Really Nice Inline Calendar Event Editing! 

So what's missing from Fastmail? Not much! There are really only two things, and one is purported to be coming soon:

  • CardDAV
    Fastmail currently lacks CardDAV, which is, in my estimation, the best way for sharing your contacts among your various devices and services. But according to the Fastmail team, it's in the works. Once that's available, I'll almost certainly switch over completely to Fastmail.
  • Undo Send
    This has become my number one favorite Gmail feature. I don't know why this feature is not ubiquitous, because it's awesome, and seems like it would be fairly easy to implement. Alas, it does not exist in Fastmail, and I don't know that it ever will.

I should mention, too, that with Fastmail you're a paying customer, and I've heard very good things about their support. Support for Gmail, beyond online help pages, is non-existent as far as I know. And as a paying customer, you have the ear of the company and can request features. So who knows?
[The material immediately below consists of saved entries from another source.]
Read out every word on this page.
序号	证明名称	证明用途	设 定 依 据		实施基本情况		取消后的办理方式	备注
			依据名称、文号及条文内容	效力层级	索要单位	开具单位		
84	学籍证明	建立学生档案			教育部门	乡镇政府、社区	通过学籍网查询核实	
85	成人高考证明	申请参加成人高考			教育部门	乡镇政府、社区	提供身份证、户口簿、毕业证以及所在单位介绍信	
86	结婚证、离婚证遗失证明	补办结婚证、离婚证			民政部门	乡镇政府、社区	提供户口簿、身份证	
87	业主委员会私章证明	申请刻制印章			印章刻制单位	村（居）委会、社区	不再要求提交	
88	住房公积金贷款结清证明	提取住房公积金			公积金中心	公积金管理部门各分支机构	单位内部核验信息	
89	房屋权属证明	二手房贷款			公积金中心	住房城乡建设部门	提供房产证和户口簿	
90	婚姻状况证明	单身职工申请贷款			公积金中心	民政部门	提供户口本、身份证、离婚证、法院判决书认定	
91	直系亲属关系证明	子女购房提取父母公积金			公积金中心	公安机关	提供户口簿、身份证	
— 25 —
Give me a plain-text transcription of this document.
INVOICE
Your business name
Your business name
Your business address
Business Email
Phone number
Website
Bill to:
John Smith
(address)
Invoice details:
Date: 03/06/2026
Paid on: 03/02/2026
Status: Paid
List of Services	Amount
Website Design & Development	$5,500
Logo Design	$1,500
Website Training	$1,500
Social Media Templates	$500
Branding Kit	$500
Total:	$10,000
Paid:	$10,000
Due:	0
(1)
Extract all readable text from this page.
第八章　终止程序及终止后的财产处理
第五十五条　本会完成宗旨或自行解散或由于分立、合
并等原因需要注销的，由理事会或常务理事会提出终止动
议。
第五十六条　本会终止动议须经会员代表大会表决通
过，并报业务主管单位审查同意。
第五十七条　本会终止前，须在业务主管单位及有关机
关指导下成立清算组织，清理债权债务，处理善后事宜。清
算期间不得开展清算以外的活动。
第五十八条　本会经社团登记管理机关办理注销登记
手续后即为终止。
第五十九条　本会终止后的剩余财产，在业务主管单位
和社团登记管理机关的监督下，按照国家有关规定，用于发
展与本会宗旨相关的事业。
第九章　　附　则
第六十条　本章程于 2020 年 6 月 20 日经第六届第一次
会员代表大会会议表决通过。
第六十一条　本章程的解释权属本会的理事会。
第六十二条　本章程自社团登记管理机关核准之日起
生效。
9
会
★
Maybe some day we'll get Undo Send after all.

In any case, so far, with Fastmail I'm able to finally set up email on all my devices — Mac, iPhone, iPad — just the way I like it. It's really nice. If you've been thinking about switching from Gmail to something else, Fastmail is definitely worth checking out. After less than a week's use, I'm pretty confident I'll be signing up as a paid customer when my trial ends. It's really that good.